Gold Fields retrenchments: South Deep mine to cut 30% of its workforce

Further downscaling in South Africa’s mining sector.

Gold Fields

file photo

Gold Fields, one of the world’s largest gold mining firms, is set to retrench up to 1 560 employees at its South Deep operation in Gauteng.

Built in 1951, South Deep is the largest gold mine in South Africa, operating on the second largest body of gold-bearing ore known to mankind. But South Deep’s glory days are swiftly slipping away, as profits dwindle and debts stack up.

South Deep financial trouble

According to Business Day, the fate of South Africa’s once wealthy mining industry rests squarely on the shoulders of South Deep.
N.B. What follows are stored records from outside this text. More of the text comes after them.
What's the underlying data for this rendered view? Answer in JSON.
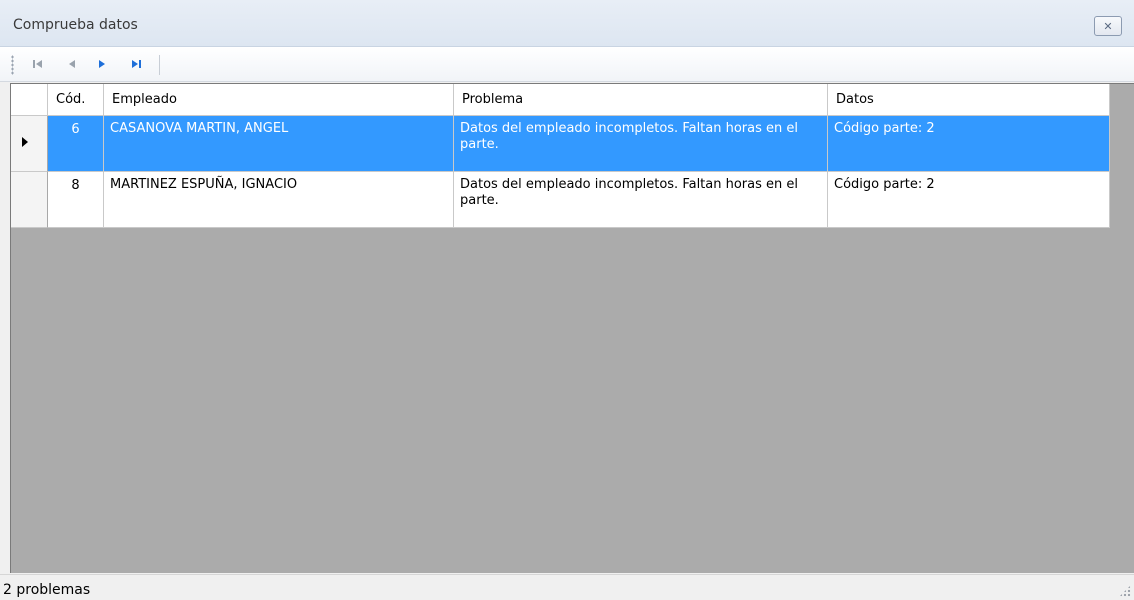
{
  "window": {
    "title": "Comprueba datos",
    "close_glyph": "✕"
  },
  "toolbar": {
    "buttons": [
      {
        "name": "first-record",
        "icon": "first-record-icon"
      },
      {
        "name": "previous-record",
        "icon": "previous-record-icon"
      },
      {
        "name": "next-record",
        "icon": "next-record-icon"
      },
      {
        "name": "last-record",
        "icon": "last-record-icon"
      }
    ]
  },
  "grid": {
    "columns": [
      "Cód.",
      "Empleado",
      "Problema",
      "Datos"
    ],
    "rows": [
      {
        "cod": "6",
        "empleado": "CASANOVA MARTIN, ANGEL",
        "problema": "Datos del empleado incompletos. Faltan horas en el parte.",
        "datos": "Código parte: 2",
        "selected": true
      },
      {
        "cod": "8",
        "empleado": "MARTINEZ ESPUÑA, IGNACIO",
        "problema": "Datos del empleado incompletos. Faltan horas en el parte.",
        "datos": "Código parte: 2",
        "selected": false
      }
    ]
  },
  "status": {
    "text": "2 problemas"
  },
  "colors": {
    "selection": "#3399ff",
    "empty_area": "#ababab",
    "nav_blue": "#1e6fd9"
  }
}
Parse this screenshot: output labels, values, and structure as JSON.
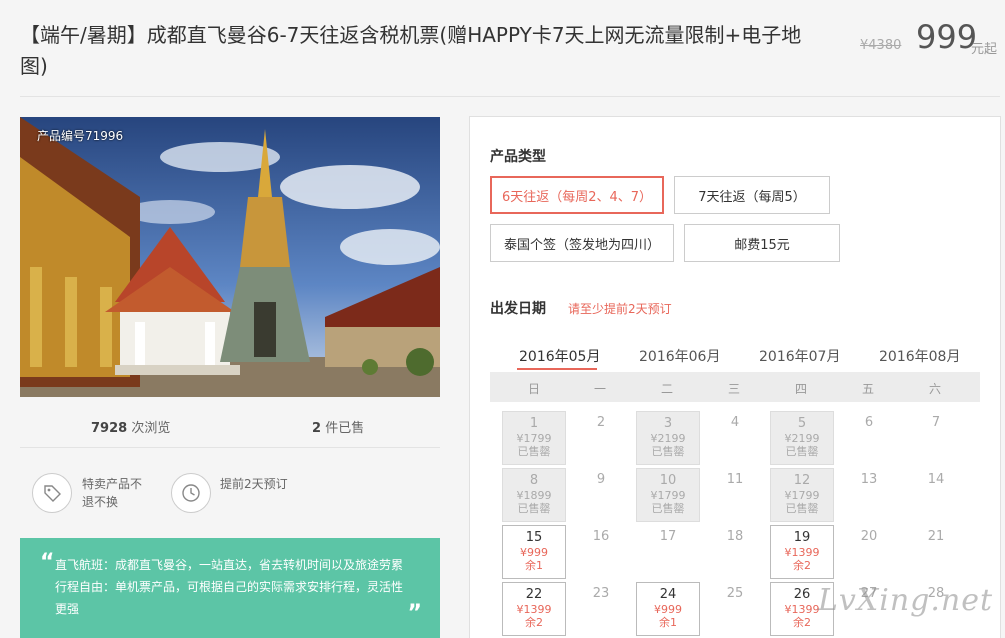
{
  "header": {
    "title": "【端午/暑期】成都直飞曼谷6-7天往返含税机票(赠HAPPY卡7天上网无流量限制+电子地图)",
    "original_price": "¥4380",
    "price": "999",
    "price_unit": "元起"
  },
  "product": {
    "id_label": "产品编号71996",
    "views_count": "7928",
    "views_label": "次浏览",
    "sold_count": "2",
    "sold_label": "件已售"
  },
  "features": [
    {
      "icon": "tag-icon",
      "text": "特卖产品不退不换"
    },
    {
      "icon": "clock-icon",
      "text": "提前2天预订"
    }
  ],
  "quote": {
    "lines": [
      "直飞航班：成都直飞曼谷，一站直达，省去转机时间以及旅途劳累",
      "行程自由：单机票产品，可根据自己的实际需求安排行程，灵活性",
      "更强"
    ]
  },
  "booking": {
    "product_type_title": "产品类型",
    "options": [
      {
        "label": "6天往返（每周2、4、7）",
        "selected": true
      },
      {
        "label": "7天往返（每周5）",
        "selected": false
      },
      {
        "label": "泰国个签（签发地为四川）",
        "selected": false
      },
      {
        "label": "邮费15元",
        "selected": false
      }
    ],
    "date_title": "出发日期",
    "date_hint": "请至少提前2天预订",
    "months": [
      "2016年05月",
      "2016年06月",
      "2016年07月",
      "2016年08月"
    ],
    "weekdays": [
      "日",
      "一",
      "二",
      "三",
      "四",
      "五",
      "六"
    ],
    "days": [
      {
        "day": "1",
        "price": "¥1799",
        "status": "已售罄",
        "state": "soldout"
      },
      {
        "day": "2",
        "state": "empty"
      },
      {
        "day": "3",
        "price": "¥2199",
        "status": "已售罄",
        "state": "soldout"
      },
      {
        "day": "4",
        "state": "empty"
      },
      {
        "day": "5",
        "price": "¥2199",
        "status": "已售罄",
        "state": "soldout"
      },
      {
        "day": "6",
        "state": "empty"
      },
      {
        "day": "7",
        "state": "empty"
      },
      {
        "day": "8",
        "price": "¥1899",
        "status": "已售罄",
        "state": "soldout"
      },
      {
        "day": "9",
        "state": "empty"
      },
      {
        "day": "10",
        "price": "¥1799",
        "status": "已售罄",
        "state": "soldout"
      },
      {
        "day": "11",
        "state": "empty"
      },
      {
        "day": "12",
        "price": "¥1799",
        "status": "已售罄",
        "state": "soldout"
      },
      {
        "day": "13",
        "state": "empty"
      },
      {
        "day": "14",
        "state": "empty"
      },
      {
        "day": "15",
        "price": "¥999",
        "status": "余1",
        "state": "avail"
      },
      {
        "day": "16",
        "state": "empty"
      },
      {
        "day": "17",
        "state": "empty"
      },
      {
        "day": "18",
        "state": "empty"
      },
      {
        "day": "19",
        "price": "¥1399",
        "status": "余2",
        "state": "avail"
      },
      {
        "day": "20",
        "state": "empty"
      },
      {
        "day": "21",
        "state": "empty"
      },
      {
        "day": "22",
        "price": "¥1399",
        "status": "余2",
        "state": "avail"
      },
      {
        "day": "23",
        "state": "empty"
      },
      {
        "day": "24",
        "price": "¥999",
        "status": "余1",
        "state": "avail"
      },
      {
        "day": "25",
        "state": "empty"
      },
      {
        "day": "26",
        "price": "¥1399",
        "status": "余2",
        "state": "avail"
      },
      {
        "day": "27",
        "state": "empty"
      },
      {
        "day": "28",
        "state": "empty"
      }
    ]
  },
  "watermark": "LvXing.net",
  "colors": {
    "accent": "#e8675a",
    "quote_bg": "#5cc5a6"
  }
}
This poses a huge problem within the context of mining the nation’s mineral wealth – Gold Fields, the owners of the mine, simply can’t afford to carry operational costs any longer.

Gold Fields has spent over R30 billion on the mine in the last ten years and is still consistently missing production targets, leading the mine into a financial depression. Over the last five years, South Deep has lost R4 billion.

Simply put, it’s ‘restructure and retrench’, or close up shop. These are the only options available to Gold Fields.

Downscaling the mining sector

This restructuring process is not unique or limited to the South Deep – further north, platinum mining giants, Lonmin and Impala, are set to retrench close on 25 000 workers over the next three years, as the precious metal market shudders and splutters.

According to Gold Field management, the purchase of South Deep mine in 2006 has failed to bear positive results. Difficulties relating to mechanised operations and labour-intensive deep-level mining have left South Deep in the lurch.

In a last-ditch effort to keep South Deep operational, Gold Fields has implemented yet another restructuring process, which could see the loss of  1 560 jobs.

Business Day reports that South Deep currently employs 3,614 full-time employees and 1,940 contractors.

Unlike the platinum mining giants, Gold Fields has remained mum on other details relating to the restricting process, other than cutting-down of operations, saying:

“It is envisaged that approximately 1,100 permanent employees could potentially be impacted by the proposed restructuring. In addition, approximately 460 contractors could also potentially be impacted.

Given the significant impact of the restructuring from late 2017 and early 2018, we are unable to quantify the impact of the proposed large-scale restructuring on production in 2019 and beyond.

Consequently, the previously guided build-up plan for the mine (released in February 2018) has a high degree of risk and uncertainty and can no longer be relied upon.”